The international federation for water sports has a new name.
The federation that was founded 114 years ago as FINA (the Fédération Internationale de Natation) has become World Aquatics today.
The name was changed at the Extraordinary General Congress held on the eve of the World Swimming Championships (25m) in Melbourne. The delegates at the Congress accepted the proposal and voted on the new name.
World Aquatics, which has 209 national federations in its memberships, will maintain responsibility for all aquatics sports – swimming, water polo, artistic swimming, high diving, and open water swimming.
“The launch of the World Aquatics brand arrives after a series of major reforms that sees a modern organisation ready to lead and serve athletes united by water, with a broader scope and increased engagement with participants and audiences”, the World Aquatics announced today.
“Everyone in our community is proud of what FINA achieved in developing our sports. As we look to the future, World Aquatics will see all aquatics athletes united for the first time under one brand. The identity of our organisation now focuses on our shared vision: a world united by water, for health, life and sport,” said World Aquatics President Husain Al-Musallam.
Several new World Aquatics Bureau members have been approved at today’s Congress, LEN President and World Aquatics Vice President Antonio Silva confirmed.
One of them is a well-known name in the world of water polo. Vanja Udovicic, one of the best water polo players in the world in the 21st century and former captain of Serbia, has become a Bureau member. Udovicic was Serbia’s captain from 2009 until his retirement in 2013. He served as a Minister of youth and sports of Serbia between 2013 and 2022.
During his career , Udovicic received FINA and LEN awards for being the best player of the year in Europe and world a few times.
The other new FINA Members from Europe are Sarah Keane (Ireland) and Otylia Jędrzejczak (Poland).
The new identity for the global aquatics community came after a comprehensive canvassing of the sports’ key stakeholders, World Aquatics said in the statement.
“I will always tell you that our athletes must come first, so I would never make a big decision like this without consulting our athletes,” Al-Musallam said. “Their response has been very clear. More than seventy percent of the athletes that we have spoken with have said that they would like us to change FINA’s name. Many of them could not even tell us what the letters in FINA stand for.”
The organizational transformation lasted for 18 months, much of it guided by the FINA Reform Committee. World Aquatics said that during this process, the federation had made very significant improvements to its governance, including the strengthening of the athletes’ voice in decision-making.
“World Aquatics will continue to deliver and develop the rewarding competition calendar that has become the foundation of successful elite careers while being the subject of dreams and ambitions for millions of young aquatics athletes all around the globe,” continued Al-Musallam.
“Our new vision and mission also reflect how World Aquatics and our members have already begun expanding our work beyond competition and swimming as a life skill, to include sustainability, environmental advocacy and wellbeing.

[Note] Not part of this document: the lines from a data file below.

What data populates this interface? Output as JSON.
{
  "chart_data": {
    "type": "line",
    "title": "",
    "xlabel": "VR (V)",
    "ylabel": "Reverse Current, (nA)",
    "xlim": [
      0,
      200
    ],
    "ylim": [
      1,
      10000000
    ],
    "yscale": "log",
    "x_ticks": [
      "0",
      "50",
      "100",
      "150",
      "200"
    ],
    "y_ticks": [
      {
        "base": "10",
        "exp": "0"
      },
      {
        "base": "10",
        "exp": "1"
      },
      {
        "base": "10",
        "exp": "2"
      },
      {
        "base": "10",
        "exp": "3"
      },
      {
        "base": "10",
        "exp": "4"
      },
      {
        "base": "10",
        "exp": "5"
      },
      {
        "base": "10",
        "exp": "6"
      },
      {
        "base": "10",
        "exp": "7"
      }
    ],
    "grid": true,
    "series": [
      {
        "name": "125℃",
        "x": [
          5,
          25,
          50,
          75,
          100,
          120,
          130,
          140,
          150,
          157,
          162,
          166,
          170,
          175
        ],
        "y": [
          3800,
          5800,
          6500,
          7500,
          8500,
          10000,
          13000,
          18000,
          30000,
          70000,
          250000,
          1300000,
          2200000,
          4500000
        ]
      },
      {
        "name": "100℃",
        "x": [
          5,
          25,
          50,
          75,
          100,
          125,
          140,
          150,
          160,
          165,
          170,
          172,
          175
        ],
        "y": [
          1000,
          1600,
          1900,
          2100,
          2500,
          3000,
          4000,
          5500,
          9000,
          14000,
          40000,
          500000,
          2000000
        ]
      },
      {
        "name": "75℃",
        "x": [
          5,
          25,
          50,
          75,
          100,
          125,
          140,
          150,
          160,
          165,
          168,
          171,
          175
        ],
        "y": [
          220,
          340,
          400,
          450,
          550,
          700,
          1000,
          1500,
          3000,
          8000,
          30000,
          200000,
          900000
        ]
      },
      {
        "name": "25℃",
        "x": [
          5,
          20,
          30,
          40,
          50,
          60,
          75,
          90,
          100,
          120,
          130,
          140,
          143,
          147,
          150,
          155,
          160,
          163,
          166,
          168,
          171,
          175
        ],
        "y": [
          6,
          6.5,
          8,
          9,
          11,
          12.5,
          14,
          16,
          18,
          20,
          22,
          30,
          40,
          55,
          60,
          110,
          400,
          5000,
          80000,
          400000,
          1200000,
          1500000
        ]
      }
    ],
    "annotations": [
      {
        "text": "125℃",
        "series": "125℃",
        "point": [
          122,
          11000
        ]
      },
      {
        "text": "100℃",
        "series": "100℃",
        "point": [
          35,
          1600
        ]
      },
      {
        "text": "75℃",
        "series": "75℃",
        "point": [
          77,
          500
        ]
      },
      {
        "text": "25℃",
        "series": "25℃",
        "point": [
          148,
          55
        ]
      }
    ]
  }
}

Our new brand and visual identity will also enable us to connect with new audiences and encourage new generations of athletes across our disciplines to be united by water, safely, fairly and sustainably.”
The new World Aquatics visual identity will be used at the first events of 2023, including the World Championships in all water ports in Fukuoka in July.
“World Aquatics is determined to play its part in ensuring the ability to participate, compete in and benefit from aquatic sports. This ability is dependent on being able to swim and having access to places to swim. Both these things are incredibly important to World Aquatics and our member federations, and it’s right that our new brand should reflect that,” World Aquatics Executive Director Brent Nowicki said.